Parte primera: Capítulo trigésimo
Que trata de la discreción de la hermosa Dorotea, con otras cosas de mucho gusto y pasatiempo
No hubo bien acabado el cura cuando Sancho dijo: Pues mía fe, señor licenciado, el que hizo esa fazaña fue mi amo, y no porque yo lo dije antes y le avisé que mirase lo que hacía, y que era pecado darles libertad, porque todos iban allí por grandísimos bellacos. Majadero, dijo a esta sazón Don Quijote, a los caballeros andantes no les toca ni atañe averiguar si los afligidos, encadenados y opresos que encuentran por los caminos van de aquella manera, o están en aquella angustia por sus culpas o por sus gracias: sólo les toca ayudarles como a menesterosos, poniendo los ojos en sus penas y no en sus bellaquerías: yo topé con un rosario y sarta de gente mohína y desdichada, e hice con ellos lo que mi religión me pide, y lo demás allá se avenga, y a quien mal le ha parecido (salvo la santa dignidad del señor licenciado y su honrada persona), digo que sabe poco de achaque de caballería, y que miente como un hi de puta y mal nacido, y esto lo haré conocer con mi espada, donde más largamente se contiene. Y esto dijo afirmándose en los estribos y calándose el morrión, porque la bacía de Mambrino, llevaba colgada del arzón delantero, hasta adobarla del mal tratamiento que le hicieron los galeotes.

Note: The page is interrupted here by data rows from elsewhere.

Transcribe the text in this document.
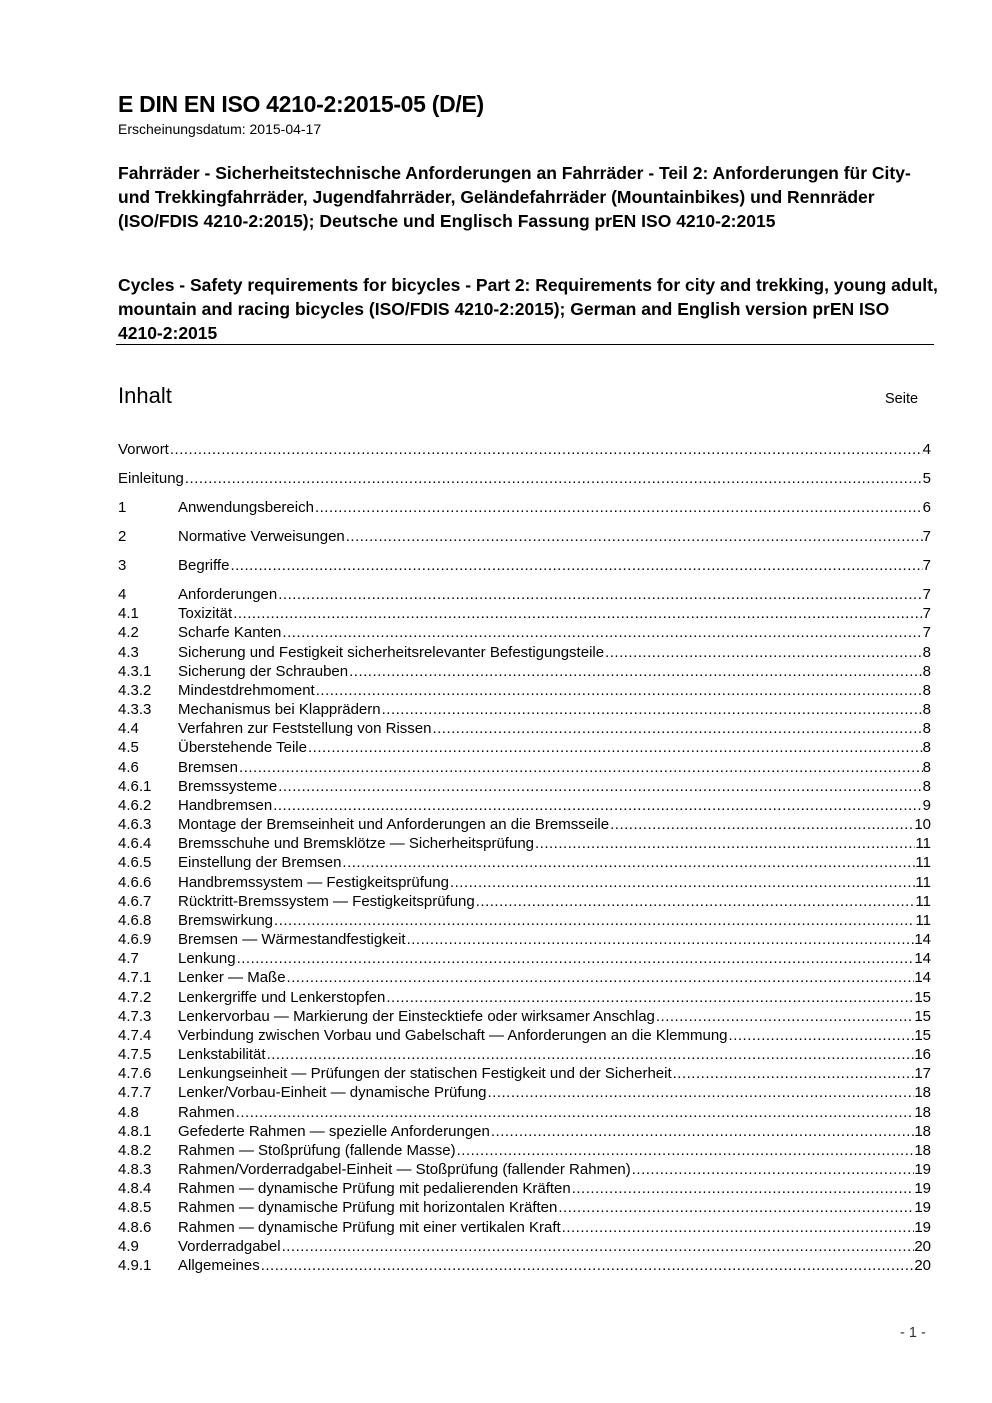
E DIN EN ISO 4210-2:2015-05 (D/E)
Erscheinungsdatum: 2015-04-17
Fahrräder - Sicherheitstechnische Anforderungen an Fahrräder - Teil 2: Anforderungen für City- und Trekkingfahrräder, Jugendfahrräder, Geländefahrräder (Mountainbikes) und Rennräder (ISO/FDIS 4210-2:2015); Deutsche und Englisch Fassung prEN ISO 4210-2:2015
Cycles - Safety requirements for bicycles - Part 2: Requirements for city and trekking, young adult, mountain and racing bicycles (ISO/FDIS 4210-2:2015); German and English version prEN ISO 4210-2:2015
Inhalt	Seite
Vorwort .....	4
Einleitung .....	5
1	Anwendungsbereich .....	6
2	Normative Verweisungen .....	7
3	Begriffe .....	7
4	Anforderungen .....	7
4.1	Toxizität .....	7
4.2	Scharfe Kanten .....	7
4.3	Sicherung und Festigkeit sicherheitsrelevanter Befestigungsteile .....	8
4.3.1	Sicherung der Schrauben .....	8
4.3.2	Mindestdrehmoment .....	8
4.3.3	Mechanismus bei Klapprädern .....	8
4.4	Verfahren zur Feststellung von Rissen .....	8
4.5	Überstehende Teile .....	8
4.6	Bremsen .....	8
4.6.1	Bremssysteme .....	8
4.6.2	Handbremsen .....	9
4.6.3	Montage der Bremseinheit und Anforderungen an die Bremsseile .....	10
4.6.4	Bremsschuhe und Bremsklötze — Sicherheitsprüfung .....	11
4.6.5	Einstellung der Bremsen .....	11
4.6.6	Handbremssystem — Festigkeitsprüfung .....	11
4.6.7	Rücktritt-Bremssystem — Festigkeitsprüfung .....	11
4.6.8	Bremswirkung .....	11
4.6.9	Bremsen — Wärmestandfestigkeit .....	14
4.7	Lenkung .....	14
4.7.1	Lenker — Maße .....	14
4.7.2	Lenkergriffe und Lenkerstopfen .....	15
4.7.3	Lenkervorbau — Markierung der Einstecktiefe oder wirksamer Anschlag .....	15
4.7.4	Verbindung zwischen Vorbau und Gabelschaft — Anforderungen an die Klemmung .....	15
4.7.5	Lenkstabilität .....	16
4.7.6	Lenkungseinheit — Prüfungen der statischen Festigkeit und der Sicherheit .....	17
4.7.7	Lenker/Vorbau-Einheit — dynamische Prüfung .....	18
4.8	Rahmen .....	18
4.8.1	Gefederte Rahmen — spezielle Anforderungen .....	18
4.8.2	Rahmen — Stoßprüfung (fallende Masse) .....	18
4.8.3	Rahmen/Vorderradgabel-Einheit — Stoßprüfung (fallender Rahmen) .....	19
4.8.4	Rahmen — dynamische Prüfung mit pedalierenden Kräften .....	19
4.8.5	Rahmen — dynamische Prüfung mit horizontalen Kräften .....	19
4.8.6	Rahmen — dynamische Prüfung mit einer vertikalen Kraft .....	19
4.9	Vorderradgabel .....	20
4.9.1	Allgemeines .....	20
- 1 -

Dorotea, que era discreta y de gran donaire, como quien ya sabía el menguado humor de Don Quijote, y que todos hacían burla dél, sino Sancho Panza, no quiso ser para menos y viéndole tan enojado, le dijo: Señor caballero, miémbresele a vuestra merced el don que me prometido, y que conforme a él no puede entremeterse en otra aventura por urgente que sea. Sosiéguese vuestra merced el pecho, que si el señor licenciado supiera que por ese invicto brazo habían sido librados los galeotes, él se diera tres puntos en la boca, y aún se mordiera tres veces la lengua antes que haber dicho palabra que en desprecio de vuestra merced redundara. Eso juro yo bien, dijo el cura, y aún me hubiera quitado un bigote. Yo callaré, señora mía, dijo Don Quijote, y reprimiré la justa cólera que ya en mi pecho se había levantado e iré quieto y pacífico hasta tanto que os cumpla el don prometido, pero en pago deste buen deseo os suplico me digais, si no se os hace mal, ¿cuál es la vuestra cuita, y cuántas, quiénes y cuáles son las personas de quien os tengo de dar debida satisfacción y entera venganza? Eso haré yo de buena gana, respondió Dorotea, si es que no os enfada oir lástimas y desgracias. No enfadará, señora mía, respondió Don Quijote. A lo que respondió Dorotea: Pues así es, esténme vuestras mercedes atentos.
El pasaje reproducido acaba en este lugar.